Nascido em 20 de agosto de 1890 em Providence, Rhode Island, EUA, faleceu prematuramente aos 47 anos, em 15 de março de 1937, deixando uma obra controversa: Quase 70 contos e novelas, trabalhos como Ghost-Writer para diversos escritores, (inclusive Harry Houdini, o famoso Mágico, no conto "Aprisionado com os Faraós") mas com muito poucos trabalhos publicados em vida e apenas no circulo das "Pulp Magazines" Americanas.

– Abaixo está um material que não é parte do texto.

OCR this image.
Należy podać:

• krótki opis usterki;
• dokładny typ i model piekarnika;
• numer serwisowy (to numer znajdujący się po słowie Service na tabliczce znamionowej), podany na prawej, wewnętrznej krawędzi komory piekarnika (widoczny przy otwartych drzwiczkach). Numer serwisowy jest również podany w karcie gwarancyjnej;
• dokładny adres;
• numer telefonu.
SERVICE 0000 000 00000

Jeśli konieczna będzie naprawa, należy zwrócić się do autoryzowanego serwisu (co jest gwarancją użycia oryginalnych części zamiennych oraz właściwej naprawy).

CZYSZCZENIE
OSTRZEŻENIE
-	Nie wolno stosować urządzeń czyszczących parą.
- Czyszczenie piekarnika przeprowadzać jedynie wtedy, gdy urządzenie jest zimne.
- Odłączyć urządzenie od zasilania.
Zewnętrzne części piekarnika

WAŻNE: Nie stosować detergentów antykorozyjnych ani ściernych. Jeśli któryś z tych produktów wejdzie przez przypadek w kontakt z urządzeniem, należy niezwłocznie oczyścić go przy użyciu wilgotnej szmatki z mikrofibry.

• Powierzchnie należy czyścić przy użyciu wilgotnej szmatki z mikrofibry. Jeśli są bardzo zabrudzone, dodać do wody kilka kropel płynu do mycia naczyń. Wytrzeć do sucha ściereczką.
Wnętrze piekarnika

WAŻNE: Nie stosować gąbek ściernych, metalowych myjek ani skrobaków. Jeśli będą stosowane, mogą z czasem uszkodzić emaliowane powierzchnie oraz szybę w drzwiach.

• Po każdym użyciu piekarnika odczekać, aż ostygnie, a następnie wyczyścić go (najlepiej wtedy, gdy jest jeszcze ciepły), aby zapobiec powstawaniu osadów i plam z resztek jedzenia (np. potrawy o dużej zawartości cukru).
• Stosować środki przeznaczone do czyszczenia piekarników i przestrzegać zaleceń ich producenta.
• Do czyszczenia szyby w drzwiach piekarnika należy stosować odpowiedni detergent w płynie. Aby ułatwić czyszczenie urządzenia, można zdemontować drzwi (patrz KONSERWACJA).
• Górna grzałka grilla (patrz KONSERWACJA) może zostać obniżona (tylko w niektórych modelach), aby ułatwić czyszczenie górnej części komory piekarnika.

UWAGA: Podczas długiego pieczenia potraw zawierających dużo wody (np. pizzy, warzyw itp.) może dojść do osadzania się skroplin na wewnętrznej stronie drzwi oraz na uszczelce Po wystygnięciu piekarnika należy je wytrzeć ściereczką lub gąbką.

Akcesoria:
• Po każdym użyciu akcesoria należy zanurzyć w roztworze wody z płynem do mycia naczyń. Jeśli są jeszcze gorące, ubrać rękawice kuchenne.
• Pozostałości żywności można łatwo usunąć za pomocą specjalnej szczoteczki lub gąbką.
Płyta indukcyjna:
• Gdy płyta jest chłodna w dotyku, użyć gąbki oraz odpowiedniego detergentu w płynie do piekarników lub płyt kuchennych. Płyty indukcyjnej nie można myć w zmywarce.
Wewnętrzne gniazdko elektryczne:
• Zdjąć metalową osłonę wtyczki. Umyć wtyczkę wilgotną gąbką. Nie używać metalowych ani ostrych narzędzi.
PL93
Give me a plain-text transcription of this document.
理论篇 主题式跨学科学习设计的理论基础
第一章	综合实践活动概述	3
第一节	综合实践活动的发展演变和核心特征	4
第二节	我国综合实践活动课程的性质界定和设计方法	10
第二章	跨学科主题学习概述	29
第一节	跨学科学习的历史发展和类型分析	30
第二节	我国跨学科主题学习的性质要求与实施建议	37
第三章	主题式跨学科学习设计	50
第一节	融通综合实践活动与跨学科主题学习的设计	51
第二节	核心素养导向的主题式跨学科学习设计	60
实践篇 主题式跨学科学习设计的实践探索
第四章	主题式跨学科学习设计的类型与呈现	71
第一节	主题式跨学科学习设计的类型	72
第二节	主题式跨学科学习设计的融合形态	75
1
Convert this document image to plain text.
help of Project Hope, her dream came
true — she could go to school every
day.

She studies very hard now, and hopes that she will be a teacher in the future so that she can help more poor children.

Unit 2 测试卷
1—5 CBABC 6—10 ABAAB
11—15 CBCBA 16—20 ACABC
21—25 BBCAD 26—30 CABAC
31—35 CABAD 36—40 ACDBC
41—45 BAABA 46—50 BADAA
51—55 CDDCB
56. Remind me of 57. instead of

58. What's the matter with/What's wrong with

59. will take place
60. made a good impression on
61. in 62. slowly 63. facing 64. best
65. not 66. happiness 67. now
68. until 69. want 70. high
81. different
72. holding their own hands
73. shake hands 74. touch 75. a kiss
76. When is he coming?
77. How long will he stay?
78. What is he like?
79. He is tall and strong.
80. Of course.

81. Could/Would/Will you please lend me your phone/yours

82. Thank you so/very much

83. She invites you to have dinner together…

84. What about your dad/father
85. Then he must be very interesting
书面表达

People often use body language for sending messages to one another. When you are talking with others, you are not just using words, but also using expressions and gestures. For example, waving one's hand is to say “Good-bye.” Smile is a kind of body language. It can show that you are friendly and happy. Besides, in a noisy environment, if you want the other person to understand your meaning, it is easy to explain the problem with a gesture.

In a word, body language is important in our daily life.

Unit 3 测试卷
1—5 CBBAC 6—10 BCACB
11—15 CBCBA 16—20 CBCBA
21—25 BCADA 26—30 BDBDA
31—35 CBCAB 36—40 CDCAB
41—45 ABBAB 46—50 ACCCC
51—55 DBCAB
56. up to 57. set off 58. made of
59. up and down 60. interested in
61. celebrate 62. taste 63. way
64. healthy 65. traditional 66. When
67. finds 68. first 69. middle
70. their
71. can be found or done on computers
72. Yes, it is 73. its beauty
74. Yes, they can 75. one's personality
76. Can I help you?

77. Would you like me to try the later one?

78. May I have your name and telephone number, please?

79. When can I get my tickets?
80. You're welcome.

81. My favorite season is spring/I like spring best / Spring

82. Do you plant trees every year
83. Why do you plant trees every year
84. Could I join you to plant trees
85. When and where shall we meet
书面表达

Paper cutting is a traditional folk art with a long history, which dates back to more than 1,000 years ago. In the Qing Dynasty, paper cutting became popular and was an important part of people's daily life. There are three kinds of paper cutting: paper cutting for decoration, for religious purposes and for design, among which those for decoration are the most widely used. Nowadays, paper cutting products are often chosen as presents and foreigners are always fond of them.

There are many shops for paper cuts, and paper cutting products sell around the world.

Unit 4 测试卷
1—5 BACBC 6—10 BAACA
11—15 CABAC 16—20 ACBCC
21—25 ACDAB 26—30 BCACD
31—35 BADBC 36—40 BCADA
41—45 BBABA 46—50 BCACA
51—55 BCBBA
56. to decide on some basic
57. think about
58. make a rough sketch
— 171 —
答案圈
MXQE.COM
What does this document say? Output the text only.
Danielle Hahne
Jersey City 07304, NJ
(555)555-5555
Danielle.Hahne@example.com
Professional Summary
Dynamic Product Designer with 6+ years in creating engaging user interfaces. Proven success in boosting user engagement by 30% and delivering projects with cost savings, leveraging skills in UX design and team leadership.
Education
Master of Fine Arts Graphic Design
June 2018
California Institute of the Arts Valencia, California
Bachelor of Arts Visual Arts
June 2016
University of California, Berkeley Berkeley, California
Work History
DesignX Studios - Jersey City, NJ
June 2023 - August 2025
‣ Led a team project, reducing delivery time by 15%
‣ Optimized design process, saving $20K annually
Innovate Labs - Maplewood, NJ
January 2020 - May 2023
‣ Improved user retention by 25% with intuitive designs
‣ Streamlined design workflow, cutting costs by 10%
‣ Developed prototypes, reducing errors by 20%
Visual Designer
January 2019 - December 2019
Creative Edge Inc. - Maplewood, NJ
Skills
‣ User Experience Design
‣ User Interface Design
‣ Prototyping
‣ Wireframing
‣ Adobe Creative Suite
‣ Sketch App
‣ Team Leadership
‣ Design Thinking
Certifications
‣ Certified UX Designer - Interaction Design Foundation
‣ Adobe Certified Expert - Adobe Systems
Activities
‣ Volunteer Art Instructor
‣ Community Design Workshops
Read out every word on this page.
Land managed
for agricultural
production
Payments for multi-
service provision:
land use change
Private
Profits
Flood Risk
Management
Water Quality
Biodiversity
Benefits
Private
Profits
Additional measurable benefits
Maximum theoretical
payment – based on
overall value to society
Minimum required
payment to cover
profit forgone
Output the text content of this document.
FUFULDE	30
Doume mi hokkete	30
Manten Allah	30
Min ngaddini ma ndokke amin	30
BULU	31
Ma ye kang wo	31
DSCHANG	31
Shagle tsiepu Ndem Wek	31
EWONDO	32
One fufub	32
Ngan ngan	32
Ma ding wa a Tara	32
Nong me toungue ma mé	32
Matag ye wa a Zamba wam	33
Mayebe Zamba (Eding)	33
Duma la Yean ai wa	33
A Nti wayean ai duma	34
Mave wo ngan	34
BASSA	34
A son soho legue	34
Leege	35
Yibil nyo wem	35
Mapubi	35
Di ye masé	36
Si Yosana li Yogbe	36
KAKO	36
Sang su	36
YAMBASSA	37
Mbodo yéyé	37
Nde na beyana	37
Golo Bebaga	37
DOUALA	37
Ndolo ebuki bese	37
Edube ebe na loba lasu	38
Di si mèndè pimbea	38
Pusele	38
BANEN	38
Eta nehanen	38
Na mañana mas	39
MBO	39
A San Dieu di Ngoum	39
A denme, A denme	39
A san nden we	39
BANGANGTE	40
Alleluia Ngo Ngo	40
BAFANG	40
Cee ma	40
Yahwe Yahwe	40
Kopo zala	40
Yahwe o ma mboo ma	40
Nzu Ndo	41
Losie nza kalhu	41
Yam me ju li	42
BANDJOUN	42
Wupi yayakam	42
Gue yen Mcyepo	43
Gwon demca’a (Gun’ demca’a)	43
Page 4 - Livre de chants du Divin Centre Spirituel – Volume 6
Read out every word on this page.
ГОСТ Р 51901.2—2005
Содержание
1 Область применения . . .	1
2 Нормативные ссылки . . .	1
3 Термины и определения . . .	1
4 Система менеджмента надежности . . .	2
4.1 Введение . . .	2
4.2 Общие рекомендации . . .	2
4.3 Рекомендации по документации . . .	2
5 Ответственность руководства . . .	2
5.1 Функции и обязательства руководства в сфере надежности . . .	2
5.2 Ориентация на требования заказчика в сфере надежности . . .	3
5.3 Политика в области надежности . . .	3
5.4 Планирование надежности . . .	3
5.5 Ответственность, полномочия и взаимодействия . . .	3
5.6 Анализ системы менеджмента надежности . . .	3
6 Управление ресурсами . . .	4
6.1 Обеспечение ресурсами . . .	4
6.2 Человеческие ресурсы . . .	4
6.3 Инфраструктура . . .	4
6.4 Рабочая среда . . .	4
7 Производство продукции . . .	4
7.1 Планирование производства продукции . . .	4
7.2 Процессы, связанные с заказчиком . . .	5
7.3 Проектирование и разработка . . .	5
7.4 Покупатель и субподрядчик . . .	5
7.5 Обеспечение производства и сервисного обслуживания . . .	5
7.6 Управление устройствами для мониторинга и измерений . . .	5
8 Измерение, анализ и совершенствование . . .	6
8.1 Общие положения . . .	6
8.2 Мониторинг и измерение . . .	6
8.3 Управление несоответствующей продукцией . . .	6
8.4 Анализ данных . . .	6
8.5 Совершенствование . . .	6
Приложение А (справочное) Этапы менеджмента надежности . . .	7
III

Lovecraft teve uma vida estranha: Perdeu cedo o pai, passou quase toda a vida com a mãe, casou-se uma única vez, com uma mulher bem mais velha, e após sua separação 5 anos depois morou com 2 tias até sua morte. Viveu na cidade natal a vida inteira, exceto por 2 anos em Nova York e algumas viagens, já em seus últimos anos de vida. Era extremamente caseiro e adorava gatos. Introvertido, preferia contatos por carta. Sua correspondência deve chegar a...acredite: 100.000 cartas, sendo publicada em 5 volumes nos EUA. Escreveu muita coisa em sua adolescência, mas acabou não aproveitando e destruindo.

Mas o que levou Lovecraft a escrever sobre um tema que parecia tão forte para uma personalidade como a dele? A resposta talvez esteja na primeira frase de seu ensaio "O Horror Sobrenatural na Literatura":

"...a emoção mais forte e antiga do homem é o medo, e a espécie mais forte e antiga de medo é o medo do desconhecido. Poucos psicólogos contestarão este fato e a sua verdade admitida deve firmar para sempre a autenticidade e dignidade das narrações fantásticas de horror como forma literária..."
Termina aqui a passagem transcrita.